Page metadata in Webtable can be in one locality group, and the contents of the page can be in a different group: an application that wants to read the metadata does not need to read through all of the page contents.

Caching for read performance

Two levels of caching:

  • The Scan Cache
    • caches the key-value pairs returned by the SSTable interface to the tablet server code.
    • useful for applications that tend to read the same data repeatedly.
  • The Block Cache
    • caches SSTables blocks that were read from GFS.
    • useful for applications that tend to read data that is close to the data they recently read.

Commit-log implementation

原本是每个 tablet 都有自己的提交日志,这样对底层的 GFS 不友好,相当于每时每刻都在做大量不同文件的顺序写操作(某种程序上就相当于是随机写了),破坏了 SSTable 顺序写的特性,会造成严重的性能开销。
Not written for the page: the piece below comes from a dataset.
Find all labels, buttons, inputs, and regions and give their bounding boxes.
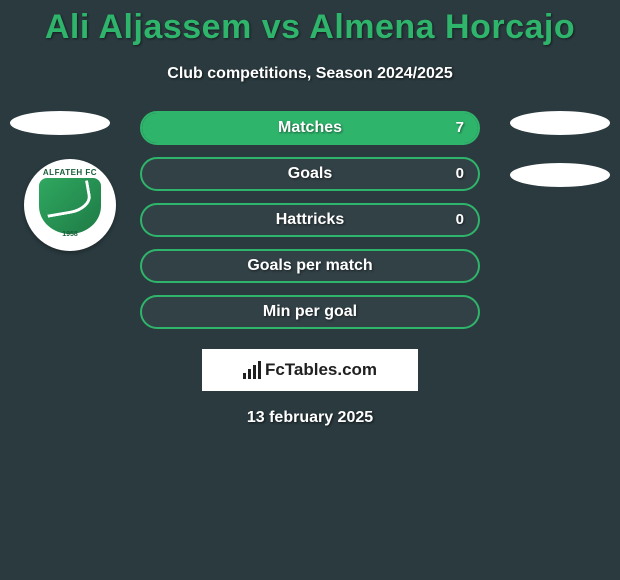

所以作者决定每一台 tablet server 只有一个提交日志,即所有的 tablets 共享该日志。有一个问题是当服务器失效后,假设有其他 100 台服务器要重新分配之前的 tablets,那么这个日志就会被读取 100 次。解决方法就是按照 〈table, row name, log sequence number〉 先排个序,这样每个服务器就只会读相应的一部分。

所以在 minor compaction 时,当 memtable 写入到磁盘时 commit log 并不会被清空,而是更新 redo point,即重新记录该 tablet 的 memtable 对应的日志开始的地方。重建 memtable 时就从 redo point 那里开始重新应用对应的更改。